This kind of statement automatically puts the onus on the receiver of the comments to prove the statement is false instead of requiring the person making the claim to prove that its, in fact, true. While this might make interesting reading, it doesn't do justice to the issue being discussed, namely, whether we are going to be leaving much of a forest for our grandchildren.
As a journalist myself, I am always perplexed when I come across an article such as this, where just a little journalistic digging would have unearthed something a bit closer to the truth. Instead, Bornais chose only to juxtapose the two sides in the apparent conflict (Eldon Gunn of Nova Forest Alliance and Ronald Colman of GPI), but offered nothing to shed light on what is really going on.
The issue of science is an interesting one.
Gunn states researchers didn't use science in the two-volume report, only morality. Two points have to be made here. First, one need only turn to the more than 360 references used in the report - that's 360 books, articles from scientific journals, magazines, and newspapers, as well as scientific reports from relevant government departments, all about forestry.
Also referenced were numerous personal communications (primary sources), with various individuals from industry, government, and other relevant groups. Science was quite clearly used and so it is difficult to understand what Gunn means by no science.
Which brings me to my second point. The Gunns of the world would have us believe there is a scientific basis for clearcutting, since it is what happens 99 per cent of the time in this province, thereby providing a rationale for the public, who would find it unacceptable otherwise. The GPI report failed here.
We were unable to come up with a scientific reason why clearcutting should take place to the extent that it does. But we were able to discover that science has little, if anything, to do with clearcutting on this scale.
It's pure economics, according to the government department charged with looking after our forests. Economics, not science. The industry stakeholders involved in the NFA, who Gunn speaks for, know this too.
Another point of clarification: the GPI forest accounts can't take credit for saying the forests are going the way of the cod.

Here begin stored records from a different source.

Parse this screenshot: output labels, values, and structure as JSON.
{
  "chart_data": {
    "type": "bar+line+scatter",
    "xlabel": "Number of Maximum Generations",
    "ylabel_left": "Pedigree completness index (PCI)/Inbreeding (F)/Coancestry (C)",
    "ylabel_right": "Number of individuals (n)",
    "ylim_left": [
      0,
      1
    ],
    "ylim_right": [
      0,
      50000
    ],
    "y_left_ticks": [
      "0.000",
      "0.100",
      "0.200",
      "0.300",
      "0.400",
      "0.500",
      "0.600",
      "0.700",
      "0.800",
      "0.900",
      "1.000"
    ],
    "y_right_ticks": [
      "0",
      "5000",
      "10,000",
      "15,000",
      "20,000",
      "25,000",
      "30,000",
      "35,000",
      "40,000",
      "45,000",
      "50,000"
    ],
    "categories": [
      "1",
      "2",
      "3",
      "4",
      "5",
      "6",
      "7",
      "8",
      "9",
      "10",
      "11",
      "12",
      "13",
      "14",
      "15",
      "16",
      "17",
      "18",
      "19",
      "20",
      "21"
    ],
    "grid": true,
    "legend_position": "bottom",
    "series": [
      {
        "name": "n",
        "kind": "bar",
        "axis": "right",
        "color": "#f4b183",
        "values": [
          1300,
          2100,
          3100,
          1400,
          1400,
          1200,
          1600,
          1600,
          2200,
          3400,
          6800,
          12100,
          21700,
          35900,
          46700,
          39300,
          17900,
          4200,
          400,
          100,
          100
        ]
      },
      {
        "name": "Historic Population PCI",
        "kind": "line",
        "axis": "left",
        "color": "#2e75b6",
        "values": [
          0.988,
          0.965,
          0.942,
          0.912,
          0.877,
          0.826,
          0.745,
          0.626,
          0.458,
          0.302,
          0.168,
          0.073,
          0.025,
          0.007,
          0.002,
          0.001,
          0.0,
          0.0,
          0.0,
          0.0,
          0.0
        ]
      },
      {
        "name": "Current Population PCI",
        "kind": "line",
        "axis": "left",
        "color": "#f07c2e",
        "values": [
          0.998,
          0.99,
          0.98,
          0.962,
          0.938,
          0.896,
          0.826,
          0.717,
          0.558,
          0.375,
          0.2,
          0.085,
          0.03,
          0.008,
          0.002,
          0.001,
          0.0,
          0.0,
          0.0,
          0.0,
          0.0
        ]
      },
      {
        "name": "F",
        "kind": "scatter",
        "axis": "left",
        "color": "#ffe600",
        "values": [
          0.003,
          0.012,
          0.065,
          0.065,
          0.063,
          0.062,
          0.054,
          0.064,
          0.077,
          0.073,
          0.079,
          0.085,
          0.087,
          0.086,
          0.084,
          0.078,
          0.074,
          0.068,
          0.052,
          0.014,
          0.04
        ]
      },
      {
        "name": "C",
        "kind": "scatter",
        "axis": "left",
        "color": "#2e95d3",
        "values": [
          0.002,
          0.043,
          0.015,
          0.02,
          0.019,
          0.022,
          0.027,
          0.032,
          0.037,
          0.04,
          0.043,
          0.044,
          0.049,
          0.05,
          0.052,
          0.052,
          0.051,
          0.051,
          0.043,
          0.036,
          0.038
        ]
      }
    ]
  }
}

The statement was originally made by the National Roundtable on the Environment and the Economy in l997 in response to the serious problem of overcutting on private lands in Nova Scotia.
Another point of clarification: our forests have not only been declining in the last 40 years, they've been declining for the last 200 years. Forty years is just the time period in which we happen to have forest inventories, provided by the Department of Natural Resources, which we were able to use to illustrate the decline.
Two-hundred years of land clearing, high-grading and clearcutting have made that happen. For Gunn to claim that the province's young forest age-class composition is all the fault of the budworm of the l970s leads me to question his motives entirely. It should have led Bornais, and the reader, to the same conclusion.